Personal Aspects of the Writing Life

Category: Blog

Many years ago before I proclaimed myself to be a writer, I worked for a mortgage banking company in Boston – our offices were on the top floor of what had been a granary in Faneuil Hall, across the street from the Sanborn Fish Market. My boss was a sailor and the office was decorated with ships’ clocks, Spode china, and models of Boston whalers.  I was hired on the basis of my prior position as an editor of economics and business textbooks at what was then Houghton Miffllin.  Initially I was in charge of writing offering memoranda for potential lenders (banks, pension funds, insurance companies and the like).

My boss had been head of credit analysis for Irving Trust company and New England Merchants National Bank, responsible for training their staff so I listened carefully to his advice and learned a lot from him. Looking at a first draft I had written, he said, "I always tell my staff that if a ten-year-old doesn't understand this, then you haven't done your job.” He handed my draft back and said, "Work on it. Simplify.” And I did.
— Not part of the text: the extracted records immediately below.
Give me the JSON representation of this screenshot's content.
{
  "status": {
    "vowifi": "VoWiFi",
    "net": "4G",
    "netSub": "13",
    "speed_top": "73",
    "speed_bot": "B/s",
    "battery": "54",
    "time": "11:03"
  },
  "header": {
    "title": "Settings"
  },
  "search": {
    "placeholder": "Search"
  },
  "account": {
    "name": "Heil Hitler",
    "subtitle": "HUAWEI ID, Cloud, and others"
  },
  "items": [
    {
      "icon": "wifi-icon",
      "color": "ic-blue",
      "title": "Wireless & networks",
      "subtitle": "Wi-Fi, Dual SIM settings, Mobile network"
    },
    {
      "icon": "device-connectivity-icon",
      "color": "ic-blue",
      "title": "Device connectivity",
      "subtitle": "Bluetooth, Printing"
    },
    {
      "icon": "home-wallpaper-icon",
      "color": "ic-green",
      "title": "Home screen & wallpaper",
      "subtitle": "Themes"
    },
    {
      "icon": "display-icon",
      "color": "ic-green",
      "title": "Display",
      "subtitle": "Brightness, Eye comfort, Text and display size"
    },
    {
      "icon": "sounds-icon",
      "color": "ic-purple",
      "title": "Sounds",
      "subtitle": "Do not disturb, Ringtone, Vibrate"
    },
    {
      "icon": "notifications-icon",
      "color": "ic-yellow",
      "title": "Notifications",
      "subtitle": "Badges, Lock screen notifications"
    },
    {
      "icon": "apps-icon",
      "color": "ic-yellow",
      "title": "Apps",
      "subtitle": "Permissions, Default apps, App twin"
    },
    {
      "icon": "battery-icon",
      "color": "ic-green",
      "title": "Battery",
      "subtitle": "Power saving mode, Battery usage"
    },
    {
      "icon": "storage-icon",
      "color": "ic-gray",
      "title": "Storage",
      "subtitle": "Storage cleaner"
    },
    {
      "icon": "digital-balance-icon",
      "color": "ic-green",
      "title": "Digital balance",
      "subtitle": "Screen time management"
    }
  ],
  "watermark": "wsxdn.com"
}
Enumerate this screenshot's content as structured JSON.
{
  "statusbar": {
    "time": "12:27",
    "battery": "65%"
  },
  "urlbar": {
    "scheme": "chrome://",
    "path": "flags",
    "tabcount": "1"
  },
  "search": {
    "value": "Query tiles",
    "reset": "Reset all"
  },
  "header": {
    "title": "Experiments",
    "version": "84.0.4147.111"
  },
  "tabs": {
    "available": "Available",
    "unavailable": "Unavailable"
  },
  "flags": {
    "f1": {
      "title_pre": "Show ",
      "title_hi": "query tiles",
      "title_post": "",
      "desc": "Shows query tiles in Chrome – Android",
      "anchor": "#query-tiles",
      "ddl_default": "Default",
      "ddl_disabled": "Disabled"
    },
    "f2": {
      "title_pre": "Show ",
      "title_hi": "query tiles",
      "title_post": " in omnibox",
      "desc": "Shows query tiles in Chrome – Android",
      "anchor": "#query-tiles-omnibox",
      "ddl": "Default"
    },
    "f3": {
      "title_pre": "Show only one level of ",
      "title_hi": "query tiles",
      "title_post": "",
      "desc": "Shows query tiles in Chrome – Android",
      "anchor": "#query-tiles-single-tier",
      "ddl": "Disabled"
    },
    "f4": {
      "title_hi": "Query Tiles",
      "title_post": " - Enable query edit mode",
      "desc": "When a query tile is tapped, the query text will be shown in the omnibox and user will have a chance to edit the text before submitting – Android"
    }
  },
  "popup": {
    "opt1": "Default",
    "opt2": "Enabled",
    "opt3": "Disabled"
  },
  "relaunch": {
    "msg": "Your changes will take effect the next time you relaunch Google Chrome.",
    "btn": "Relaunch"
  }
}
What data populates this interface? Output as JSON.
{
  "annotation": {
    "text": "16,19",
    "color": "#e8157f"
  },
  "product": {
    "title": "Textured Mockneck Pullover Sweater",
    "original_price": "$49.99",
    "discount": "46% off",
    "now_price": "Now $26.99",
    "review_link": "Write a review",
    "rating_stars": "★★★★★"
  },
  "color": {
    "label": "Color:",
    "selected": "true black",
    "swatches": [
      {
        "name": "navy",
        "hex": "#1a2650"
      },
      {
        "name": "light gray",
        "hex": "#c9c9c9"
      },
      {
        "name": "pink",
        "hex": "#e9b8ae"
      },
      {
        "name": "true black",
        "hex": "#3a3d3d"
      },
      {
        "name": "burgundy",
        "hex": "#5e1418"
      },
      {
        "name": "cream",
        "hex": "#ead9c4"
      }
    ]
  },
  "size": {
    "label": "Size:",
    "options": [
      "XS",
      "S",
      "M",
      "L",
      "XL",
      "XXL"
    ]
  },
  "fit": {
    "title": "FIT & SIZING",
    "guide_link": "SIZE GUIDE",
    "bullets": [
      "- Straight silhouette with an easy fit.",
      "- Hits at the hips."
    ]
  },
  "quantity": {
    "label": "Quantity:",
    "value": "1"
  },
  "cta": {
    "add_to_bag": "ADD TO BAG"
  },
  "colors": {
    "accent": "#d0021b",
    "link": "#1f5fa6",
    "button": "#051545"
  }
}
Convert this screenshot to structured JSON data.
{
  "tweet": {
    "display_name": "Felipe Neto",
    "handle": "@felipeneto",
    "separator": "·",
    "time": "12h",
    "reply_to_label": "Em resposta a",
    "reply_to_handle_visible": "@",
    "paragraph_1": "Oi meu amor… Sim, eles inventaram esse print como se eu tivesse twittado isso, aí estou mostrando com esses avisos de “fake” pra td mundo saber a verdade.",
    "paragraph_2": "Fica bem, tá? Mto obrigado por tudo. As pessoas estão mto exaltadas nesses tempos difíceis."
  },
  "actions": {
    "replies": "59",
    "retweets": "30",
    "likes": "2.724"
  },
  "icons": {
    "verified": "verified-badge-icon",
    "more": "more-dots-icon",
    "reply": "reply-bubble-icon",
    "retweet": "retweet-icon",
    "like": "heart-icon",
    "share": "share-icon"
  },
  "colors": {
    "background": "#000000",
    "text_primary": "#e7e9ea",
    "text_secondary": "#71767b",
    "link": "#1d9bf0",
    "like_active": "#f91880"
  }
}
I moved to Los Angeles and was hired by a NYSE-health care company in their strategic planning department – more writing, and this time, I got slapped up one side and down the other by my boss, a former Marine, who didn't have a college education, and collected automatic weapons as a hobby. Not exactly my type, but I learned something from him. "What is this word ‘hubris' doing in your report? Nobody will understand what you're getting at.” I wasn't sure if I was supposed to dumb down my writing, or if he had made a valid point. Either way I was humiliated.

What do these two stories have to do with the art and craft of writing? First, as Hemingway has recommended, if there is a simpler word for the one you have chosen, use it. You're not getting graded on your PhD-level vocabulary. On the other hand, there are times when an esoteric word is exactly the right choice, but it is up to you as the writer to know the difference. One way to figure this out is to read the sentence aloud; if the word stops you dead in your tracks, takes you out of the story, and seems to be pointing back at you, the writer, rather than driving the story forward, find another word. If you are like me and you fall in love with words, that process can be as painful as breaking up with a lover or admitting that a marriage is on life support, and husband and wife need to part ways.

The flip side of simplifying is knowing when something needs greater specificity and an artful explanation. And that boils down to selecting the telling details that create context and put meat on the bones of a scene and a character. This is particularly true when writing historical fiction. You need to give the reader enough historical background so that the action of the story and the characters who are driving the action, are not just being pushed around by the keys of your computer, but are reacting to what is happening. For example, I worked on a memoir for a client, as their ghostwriter, and it was my job to dig up the telling details of the World's Fair of 1939 where they worked. I unearthed the price of a ticket, the names of some of the pavilions, and the fact that the Soviets served bowls of caviar to visitors. Reading this scene aloud, I discovered when I had overdrawn the scene, and what needed to come out. It's a little bit like the three bears – not too much; not too little; just right.

Brevity is an important aspect of simplification – is your novel a doorstopper weighed down with too much back story that is important for you to know in order to build believable characters, but is really "too much information." I am working on a novel, which has morphed from 200 pages to 650 pages. An agent I pitched it to said, "Good story, great writing, but I won't be able to sell this. Your book takes up the shelf space of two books. When you've written three or four best sellers, then we can talk about a 650 page book." So my challenge is now to cut, cut, cut while maintaining the integrity of the plot and characters. I'm on my fifth draft, and still have another 200 pages to go before it is ready to take back out into the marketplace.

I recently had a short story published in the Horror Issue of The Yellow Chair, a literary journal published in Texas. Entitled "Hermitano," it began its life as a first-person essay, and morphed into a short story with an omniscient narrator, who knew more than the characters in the story and could backfill what led to a character's action. "Hermitano" takes place in the Southwest and one of the main characters is a boy's dead grandmother, whom he murders, but does it do it to take her out of her misery? Or did he do it to free himself from taking care of his abuela? I leave it up to the reader. Yellow Chair was looking for stories of 800 words or less, and "Hermitano" was 1,500 words -- too long to be considered. So I deleted hefty passages, that turned out to be tangents to the main story and none of that material was really missed. In fact, taking out 700 words made it a better story with more punch and surprise. And the ambiguity of the story added to its power and invited the reader to bring his own imagination into the mix.

As you are making your way through one draft, to the next and ultimately to a manuscript ready for a publisher to consider, remember what one of my clients – who is in the fashion industry – said, "The skirt should be long enough to cover the situation, and short enough to be intriguing."